The primary cause of the coming demographic revolution is falling fertility. Since the 1960s, birth rates have declined steadily throughout the developed world (and in most of the developing world as well). But whereas in the United States fertility has stabilized at just under 2.1 births per woman, which roughly assures a stationary population, it has fallen much further in other countries: to 1.5 in western Europe overall, 1.4 in Japan, and 1.2 in certain southern European nations such as Spain and Italy. In most of these countries, people live at least as long as in the United States and immigration is much lower. Together, these trends produce very rapid aging.

Superimposing these dramatic demographics on extravagant pay-as-you-go retirement systems creates the fiscal equivalent of a perfect storm. Monthly public pension benefits and tax levels in most of the countries in question are considerably higher (relative to worker wages) than in the United States, and their retirement ages have been dropping even faster. It is common for European workers to retire in their late fifties, often on special disability or unemployment arrangements. In France, only 39 percent of men aged 55 to 64 remain employed, versus 65 percent as recently as 1980. These super-aging societies will also consume more health care. According to the Center for Strategic and International Studies, total public benefit spending on the elderly in Japan, France, Germany, and Italy is projected, on average, to climb from 15 to 28 percent of GDP over the next 40 years. That figure is greater than the total revenues collected at all levels of government in the United States today.

To pay for such costs, these countries may try raising taxes. But many of them already have tax burdens of over 45 percent of GDP and payroll tax rates of over 35 percent of wages. At these lofty rates, many mainstream economists warn that further tax hikes may slow the economy more than they will raise new revenue.

Of course, political leaders can propose trimming benefits, but here they will encounter stiff resistance, because the elderly in these countries are so dependent on public benefits, which in turn are vigorously defended by powerful trade unions and their political allies. In continental Europe, employers do little pension saving on behalf of workers. According to a Merrill Lynch study, only seven percent of Europe's workers are covered by corporate pensions and only one percent by 401(k)-type savings plans. Household savings rates are higher in Europe than in the United States, but the savings are heavily skewed by income. Most median-earning households have little to count on except the promise of a government check. Thus, whether in Paris, Berlin, or Rome, the political leader who suggests even minor benefit reductions is typically greeted by general strikes and mass demonstrations. Washington's foreign friends, in other words, will face the wrenching dilemma of whether to fund weapons or walkers even more than the United States will.
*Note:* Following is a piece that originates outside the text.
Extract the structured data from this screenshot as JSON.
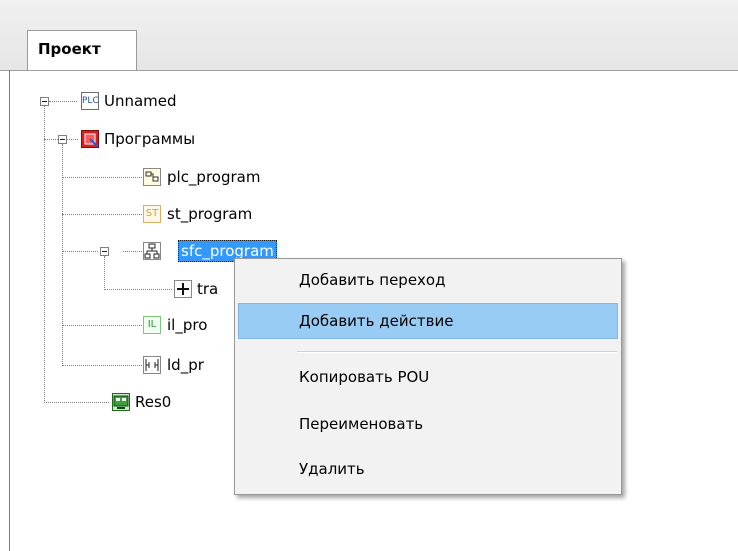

In the end, governments in the developed world will patch together some fiscal expedient to tide them over. But one thing seems certain: they will be subjected to intense pressure to slash other spending and run larger budget deficits. The cuts will probably include defense, security, and international aid. And leaders will grow even more reluctant than they are already to commit public resources to U.S.-led military actions or nation-building operations. Meanwhile, private-sector savings rates are almost certain to fall as the number of retired households rises and the number of working-age households declines. Larger budget deficits combined with declining private savings will end, and perhaps even reverse, the large current account surpluses that these countries have historically generated over the postwar era.

Haruhiko Kuroda, special adviser to Japanese Prime Minister Junichiro Koizumi and former vice finance minister for international affairs, is a world-class financial expert. My recent conversation with him on the issue of aging in the developed world was illuminating. He confirmed that the combination of an aging society and low birth rates in Japan remains a big problem and that, with a 25 percent drop in the number of workers under the age of 30 forecast in the next decade, Japan will face unprecedented deficits in the future. How, I asked, will Japan fund these deficits? "As you know, we have a big savings rate and a big capital account surplus. For some period, we can use those resources," he responded. "But Mr. Kuroda, you are now financing about a quarter of America's current account deficit. Can you really spend the same money twice?" I asked. "Yes. It is a very difficult problem."